Voor het feest kwamen er veel te veel kinderen om het binnen te doen, bovendien regende het soms keihard wat veel modder gaf, maar er was genoeg overdekte ruimte om buiten te dansen. Wij werden aangekleed met pangi , anjisa om de pangi en op het hoofd. Het patroon was weer hetzelfde maar nu met levende muziek: 4 trommelaars en 4 trompetten die de boel heel goed wisten op te hitsen.
Jeannette had eten en drinken gemaakt en het was al lang donker toen de kinderen maar met moeite naar huis gingen.
De dag erna was het pas echt 1 juli. In de stad is het dan zoals Koningsdag bij ons, de palmentuin zoals het Vondelpark, veel traditionele kleding en overal koek en zopie.
We zijn wel even in de stad geweest maar waren ook wel toe aan een paar uurtjes post bijwerken en de krant lezen.

De tweede week stond in het teken van de projecten in Sunny Point.
Sunny Point zelf verandert elke keer dat we er zijn. Sinds de straten in het voorste stuk geasfalteerd zijn , er stroom is en er grondrechten zijn gegeven zie je de wijk opknappen. De straat werkt goed als speelplaats: op het ogenblik wordt er natuurlijk veel gevoetbald zodra de WK op de tv klaar is en dat is hier al om 5 uur.
Het grootste wonder is de bibliotheek. We hadden niet durven hopen dat dat zo’n succes zou zijn.

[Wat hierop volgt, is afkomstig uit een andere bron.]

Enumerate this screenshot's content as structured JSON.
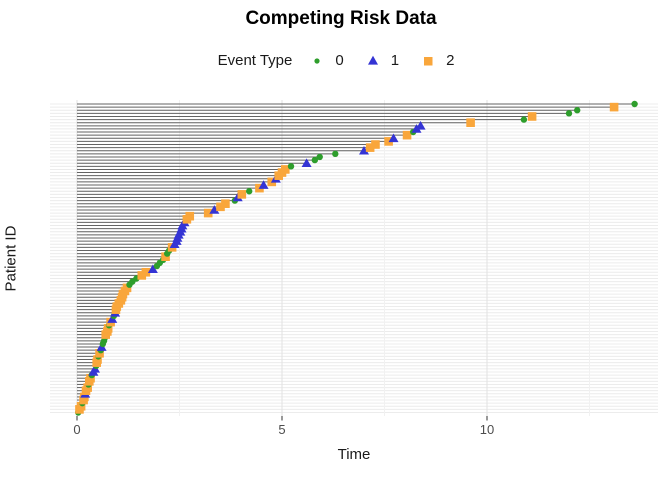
{
  "chart_data": {
    "type": "scatter",
    "title": "Competing Risk Data",
    "xlabel": "Time",
    "ylabel": "Patient ID",
    "legend": {
      "title": "Event Type",
      "position": "top",
      "entries": [
        {
          "label": "0",
          "marker": "circle",
          "color": "#2e9e2c"
        },
        {
          "label": "1",
          "marker": "triangle",
          "color": "#3434d4"
        },
        {
          "label": "2",
          "marker": "square",
          "color": "#f9a63b"
        }
      ]
    },
    "x_ticks": [
      0,
      5,
      10
    ],
    "x_minor_gridlines": [
      2.5,
      7.5,
      12.5
    ],
    "xlim": [
      -0.7,
      14.2
    ],
    "y_axis_note": "one unlabeled row per patient, sorted by event time",
    "grid": true,
    "style": {
      "segment_color": "#636363",
      "row_gridline_color": "#ececec",
      "major_gridline_color": "#e2e2e2",
      "minor_gridline_color": "#f1f1f1",
      "tick_color": "#333333",
      "tick_label_color": "#4d4d4d"
    },
    "patients": [
      {
        "time": 0.03,
        "event": 0
      },
      {
        "time": 0.06,
        "event": 2
      },
      {
        "time": 0.1,
        "event": 2
      },
      {
        "time": 0.13,
        "event": 0
      },
      {
        "time": 0.16,
        "event": 2
      },
      {
        "time": 0.18,
        "event": 2
      },
      {
        "time": 0.2,
        "event": 1
      },
      {
        "time": 0.22,
        "event": 2
      },
      {
        "time": 0.26,
        "event": 2
      },
      {
        "time": 0.28,
        "event": 0
      },
      {
        "time": 0.3,
        "event": 2
      },
      {
        "time": 0.33,
        "event": 2
      },
      {
        "time": 0.36,
        "event": 0
      },
      {
        "time": 0.4,
        "event": 1
      },
      {
        "time": 0.44,
        "event": 1
      },
      {
        "time": 0.47,
        "event": 0
      },
      {
        "time": 0.48,
        "event": 2
      },
      {
        "time": 0.5,
        "event": 2
      },
      {
        "time": 0.52,
        "event": 0
      },
      {
        "time": 0.55,
        "event": 2
      },
      {
        "time": 0.58,
        "event": 0
      },
      {
        "time": 0.6,
        "event": 1
      },
      {
        "time": 0.63,
        "event": 0
      },
      {
        "time": 0.66,
        "event": 0
      },
      {
        "time": 0.68,
        "event": 0
      },
      {
        "time": 0.7,
        "event": 2
      },
      {
        "time": 0.74,
        "event": 2
      },
      {
        "time": 0.76,
        "event": 2
      },
      {
        "time": 0.78,
        "event": 0
      },
      {
        "time": 0.82,
        "event": 2
      },
      {
        "time": 0.86,
        "event": 1
      },
      {
        "time": 0.9,
        "event": 0
      },
      {
        "time": 0.93,
        "event": 1
      },
      {
        "time": 0.95,
        "event": 2
      },
      {
        "time": 0.97,
        "event": 2
      },
      {
        "time": 1.02,
        "event": 2
      },
      {
        "time": 1.07,
        "event": 2
      },
      {
        "time": 1.1,
        "event": 2
      },
      {
        "time": 1.12,
        "event": 2
      },
      {
        "time": 1.17,
        "event": 2
      },
      {
        "time": 1.22,
        "event": 2
      },
      {
        "time": 1.28,
        "event": 0
      },
      {
        "time": 1.35,
        "event": 0
      },
      {
        "time": 1.45,
        "event": 0
      },
      {
        "time": 1.58,
        "event": 2
      },
      {
        "time": 1.68,
        "event": 2
      },
      {
        "time": 1.85,
        "event": 1
      },
      {
        "time": 1.95,
        "event": 0
      },
      {
        "time": 2.02,
        "event": 0
      },
      {
        "time": 2.1,
        "event": 0
      },
      {
        "time": 2.16,
        "event": 2
      },
      {
        "time": 2.2,
        "event": 0
      },
      {
        "time": 2.25,
        "event": 0
      },
      {
        "time": 2.32,
        "event": 2
      },
      {
        "time": 2.38,
        "event": 1
      },
      {
        "time": 2.43,
        "event": 1
      },
      {
        "time": 2.45,
        "event": 1
      },
      {
        "time": 2.48,
        "event": 1
      },
      {
        "time": 2.52,
        "event": 1
      },
      {
        "time": 2.55,
        "event": 1
      },
      {
        "time": 2.57,
        "event": 1
      },
      {
        "time": 2.62,
        "event": 1
      },
      {
        "time": 2.68,
        "event": 2
      },
      {
        "time": 2.75,
        "event": 2
      },
      {
        "time": 3.2,
        "event": 2
      },
      {
        "time": 3.35,
        "event": 1
      },
      {
        "time": 3.5,
        "event": 2
      },
      {
        "time": 3.62,
        "event": 2
      },
      {
        "time": 3.85,
        "event": 0
      },
      {
        "time": 3.92,
        "event": 1
      },
      {
        "time": 4.02,
        "event": 2
      },
      {
        "time": 4.2,
        "event": 0
      },
      {
        "time": 4.45,
        "event": 2
      },
      {
        "time": 4.55,
        "event": 1
      },
      {
        "time": 4.75,
        "event": 2
      },
      {
        "time": 4.85,
        "event": 1
      },
      {
        "time": 4.92,
        "event": 2
      },
      {
        "time": 5.0,
        "event": 2
      },
      {
        "time": 5.08,
        "event": 2
      },
      {
        "time": 5.22,
        "event": 0
      },
      {
        "time": 5.6,
        "event": 1
      },
      {
        "time": 5.8,
        "event": 0
      },
      {
        "time": 5.92,
        "event": 0
      },
      {
        "time": 6.3,
        "event": 0
      },
      {
        "time": 7.0,
        "event": 1
      },
      {
        "time": 7.15,
        "event": 2
      },
      {
        "time": 7.28,
        "event": 2
      },
      {
        "time": 7.6,
        "event": 2
      },
      {
        "time": 7.72,
        "event": 1
      },
      {
        "time": 8.05,
        "event": 2
      },
      {
        "time": 8.2,
        "event": 0
      },
      {
        "time": 8.28,
        "event": 1
      },
      {
        "time": 8.38,
        "event": 1
      },
      {
        "time": 9.6,
        "event": 2
      },
      {
        "time": 10.9,
        "event": 0
      },
      {
        "time": 11.1,
        "event": 2
      },
      {
        "time": 12.0,
        "event": 0
      },
      {
        "time": 12.2,
        "event": 0
      },
      {
        "time": 13.1,
        "event": 2
      },
      {
        "time": 13.6,
        "event": 0
      }
    ]
  }
}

Hij is 3 x per week open van 4-6 en er komen 50-80 kinderen per keer. Ze hebben een bibliotheekkaart en Jeannette zit als een volleerde bibliothecaresse alles bij te houden. Het eerste schrift is al vol. Wat vooral zo leuk is is dat de kinderen zelf de boeken uitzoeken in de kast die past bij hun leeftijd en lang blijven hangen om te lezen, en dat alles in volstrekte harmonie.
Jeannette is ook met kinderen uit groep 5 en 6 die nog niet goed kunnen lezen aan het oefenen op de dagen dat ze niet open is voor de bieb, ze laat de kleine kinderen puzzelen en ze wil in de vakantie extra uren open gaan.

Hetzelfde gebouw herbergt ook de aanstaande catering van Jeannette, waar Kansrijk Suriname haar een microcrediet voor heeft gegeven. Daar moet nog een vloer in. Daarvoor is ze aan het sparen.

Tenslotte het huis van Kaaki, daarmee was het allemaal begonnen.
Het is prachtig geworden en wat vooral zo mooi is: we waren er met de ergotherapeute en ze is nu helemaal zelfstandig in de zelfzorg. De volgende stap is dat ze het ook zelf gaat schoonhouden, dat ze Jeannette gaat helpen bij de catering en dat ze zelf gaat “planten”, te beginnen in potten.
Jeannette is ook blij want ze houdt veel meer tijd over, en die heeft ze hard nodig voor de bibliotheek en voor haar eigen cateringbedrijfje.